44. VINCE STAPLES | "Señorita"
43. JUSTIN BIEBER | "Sorry"
42. PILE | "The World is Your Motel"
41. NICOLAS JAAR | "Fight"

40. FETTY WAP | "Trap Queen"
39. SHEER MAG | "Fan the Flames"
38. HOP ALONG | "Powerful Man"
37. GROOMS | "Doctor M"
36. HELEN | "Violet"
35. CONTAINER | "Eject"
34. PRURIENT | "Dragonflies to Sew You Up"
33. KURT VILE | "Pretty Pimpin'"
32. JESSY LANZA | "You Never Show Your Love" (w/ DJ Spinn & Taso)
31. METZ | "Acetate"

30. TITUS ANDRONICUS | "Dimed Out"
29. FKA TWIGS | "In Time"
28. ONEOHTRIX POINT NEVER | "Sticky Drama"
27. TEI SHI | "Go Slow"
26. BULLY | "I Remember"
25. VIET CONG | "Bunker Buster"
24. SANNHET | "Revisionist"
23. JOANNA NEWSOM | "Leaving the City"
22. LIGHTNING BOLT | "The Metal East"
21. SLEATER-KINNEY | "A New Wave"

19. COURTNEY BARNETT | "Depreston"
18. YUMI ZOUMA | "Catastrophe"
17. PANDA BEAR | "Comes to Your Senses"
16. BEACH HOUSE | "All Your Yeahs"
15. TOBIAS JESSO JR. | "How Could You Babe?"
14. SUFJAN STEVENS | "Should Have Known Better"
13. DEERHUNTER | "Living My Life"
12. LOWER DENS | "To Die in L.A."
11. DEAFHEAVEN | "Brought to the Water"

10. TAME IMPALA | "Let It Happen"

09. SHAMIR | "Call It Off"

08. GRIMES | "Flesh Without Blood"

07. MIGUEL | "Coffee (Fucking)" (ft. Wale)

06. LEON BRIDGES | "River"

05. RIHANNA | "FourFiveSeconds" (ft. Kanye West & Paul McCartney)

04. THE WEEKND | "Can't Feel My Face"

03. JAMIE XX | "I Know There's Gonna Be (Good Times)" (ft. Young Thug & Popcaan)

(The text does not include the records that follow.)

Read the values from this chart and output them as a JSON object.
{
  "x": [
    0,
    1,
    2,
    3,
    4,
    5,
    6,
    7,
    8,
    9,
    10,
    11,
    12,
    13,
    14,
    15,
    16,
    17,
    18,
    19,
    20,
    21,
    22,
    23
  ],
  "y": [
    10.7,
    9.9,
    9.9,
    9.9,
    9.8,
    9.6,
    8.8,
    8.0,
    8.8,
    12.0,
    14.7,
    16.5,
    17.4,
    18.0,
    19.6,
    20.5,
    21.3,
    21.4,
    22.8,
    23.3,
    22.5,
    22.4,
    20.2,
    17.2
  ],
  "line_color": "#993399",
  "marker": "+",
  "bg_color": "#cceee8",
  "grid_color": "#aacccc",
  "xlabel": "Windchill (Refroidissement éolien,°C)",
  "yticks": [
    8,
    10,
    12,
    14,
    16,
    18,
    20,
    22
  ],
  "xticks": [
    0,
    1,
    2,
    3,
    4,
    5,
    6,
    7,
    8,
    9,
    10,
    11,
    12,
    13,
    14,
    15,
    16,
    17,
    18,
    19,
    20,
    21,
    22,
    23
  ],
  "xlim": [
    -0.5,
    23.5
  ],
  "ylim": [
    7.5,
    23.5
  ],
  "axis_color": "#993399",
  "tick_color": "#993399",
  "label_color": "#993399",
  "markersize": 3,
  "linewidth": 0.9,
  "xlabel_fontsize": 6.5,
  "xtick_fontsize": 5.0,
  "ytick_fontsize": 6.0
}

02. DRAKE | "Hotline Bling"

01. KENDRICK LAMAR | "The Blacker the Berry"

Kendrick Lamar’s To Pimp a Butterfly is a declaration on the state of blackness in America in 2015 and while “Alright” might be the anthem behind the #BlackLivesMatter movement, “The Blacker the Berry” is without question his thesis statement. One of his earlier hits “Swimming Pools (Drank)” was an anti-drinking ode that became an uncomfortable frat-party smash and went buckwild due to people too ignorant to listen to lyrics. Most likely, this song will not run the same course.

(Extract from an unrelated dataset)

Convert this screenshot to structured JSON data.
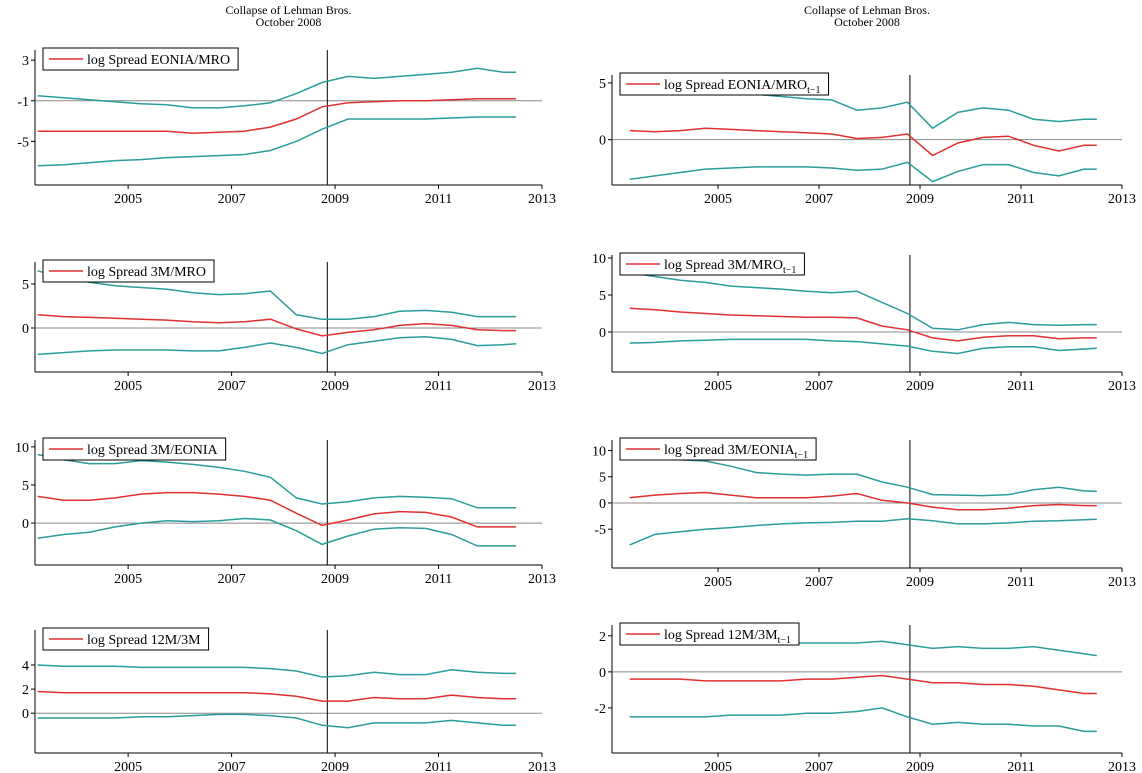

The word hipster was originally coined to describe those hip to jazz, adopting their style, dress, phrasing, and rather excessive use of marijuana. Eventually, it transitioned into the white-man’s adoption of black-jazz qualities and affections. Now, it’d be hard pressed to find someone that knew Norman Mailer used it in Dissent:

"In such places as Greenwich Village, a ménage-a-trois was completed—the 278 bohemian and the juvenile delinquent came face-to-face with the Negro, and the hipster was a fact in American life. If marijuana was the wedding ring, the child was the language of Hip for its argot gave expression to abstract states of feeling which all could share, :at least all who were Hip. And in this wedding of the white and the black it was the Negro who brought the cultural dowry. Any Negro who wishes to live must live with danger from his first day, and no experience can ever be casual to him, no Negro can saunter down a street with any real certainty that violence will not visit him on his walk. The cameos of security for the average white: mother and the home, job and the family, are not even a mockery to millions of Negroes; they are impossible."

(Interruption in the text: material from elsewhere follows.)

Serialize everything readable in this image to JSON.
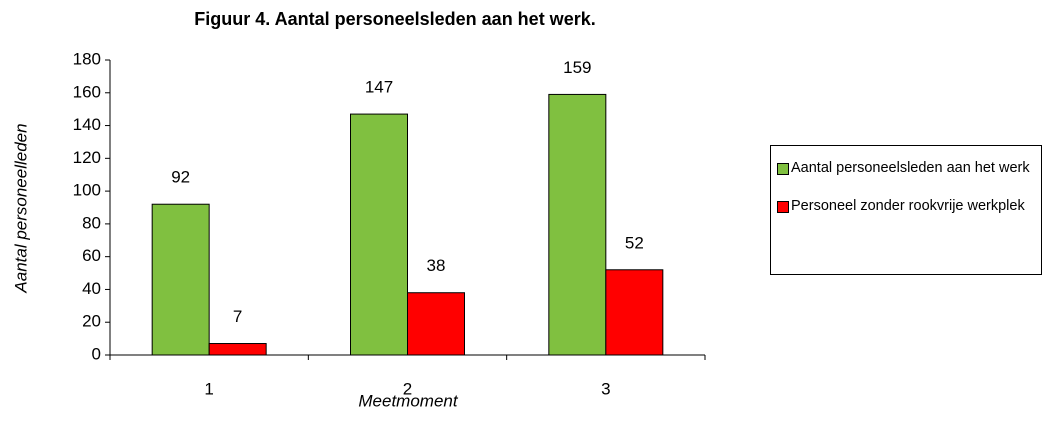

It’s hard to overlook a familiar pattern when a crowd of white people chant along to “nigga” at rap shows. Again, stealing the identity of a population that has been slighted, disadvantaged, and almost destroyed and now using it to express a cool-factor. No, I’m not saying the word hipster is an equal comparison to the use of the word nigga, but the act of repetitive history raises an interesting argument and point of conversation. So, here we are in 2015 with this song. It’s an in your face monster that commands attention in an aggressive yet informative manner. With each word, Kendrick paints a vivid picture of his feelings and uses his platform as the most innovative and important rapper of his generation to express the mindset of an entire population. Perhaps now, with his prominence on the rise, the weight of a nation on his shoulders, the President citing him as an influence, Kendrick can actually stir conversation and transform a nation.